IMPLICATIONS OF THE LOPER BRIGHT DECISION FOR FUTURE FEDERAL AND STATE REGULATIONS
The US Supreme Court’s recent decision in Loper Bright Enterprises v. Raimondo (2024) is a watershed moment for the regulatory compliance regime that businesses in the US confront in almost every industry. Loper is poised to reshape how federal regulations are interpreted and enforced prospectively, potentially giving state regulatory agencies a greater role in areas traditionally dominated by relatively broad federal oversight.
This article explores the key aspects of Loper, its impact on federal regulations, and the potential shift in power to state regulatory agencies.
Background to Loper
Loper Bright Enterprises (LBE) is a seafood company that raised a legal challenge to the National Marine Fisheries Service (NMFS) and its regulations, implemented under the Magnuson-Stevens Fishery Conservation and Management Act.

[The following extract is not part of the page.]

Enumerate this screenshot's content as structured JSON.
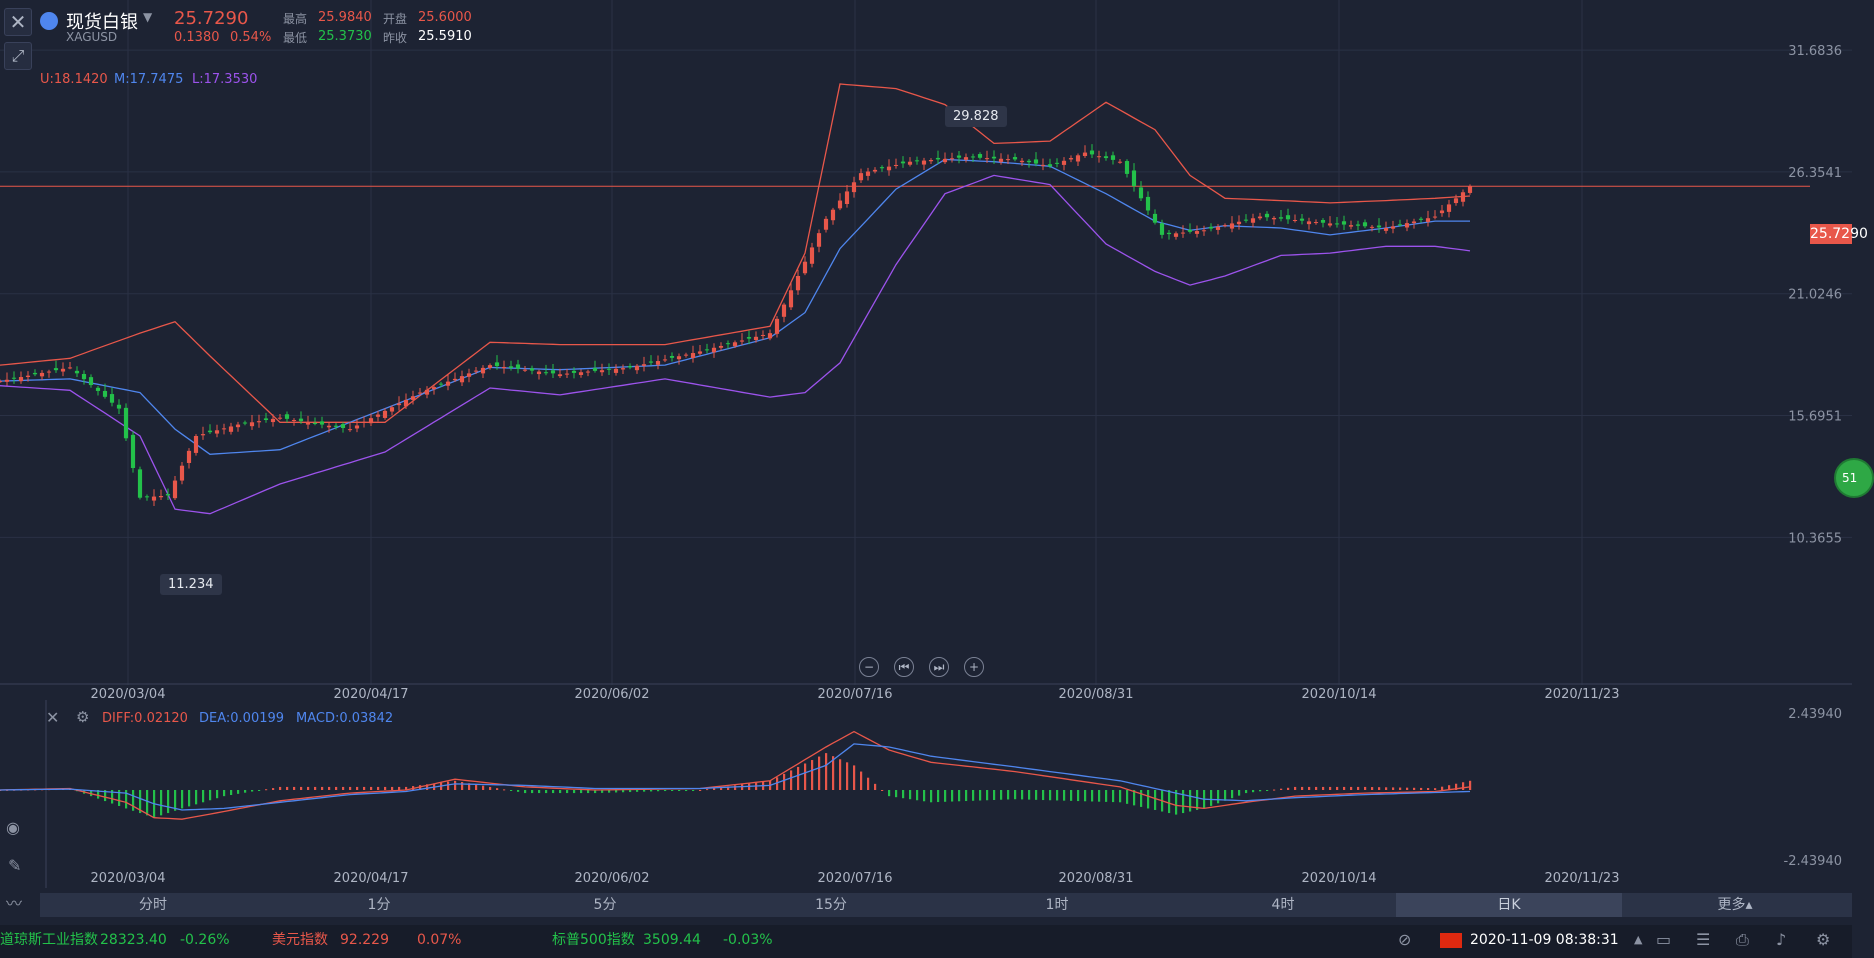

The case revolved around the NMFS’s authority to impose regulations on the fishing industry, which LBE argued were overly burdensome and exceeded the limits of the agency’s regulatory power. The central question before the Supreme Court was whether federal agencies have the authority to impose regulations that are deemed excessively restrictive or beyond the scope of their delegated powers.
In a landmark decision, the Supreme Court held that the NMFS had overstepped its regulatory authority, ruling in favour of LBE. The court’s opinion emphasised a restrictive interpretation of agency powers, insisting that agencies must operate within the clear boundaries set by Congress and cannot impose regulations that are not squarely grounded within those boundaries.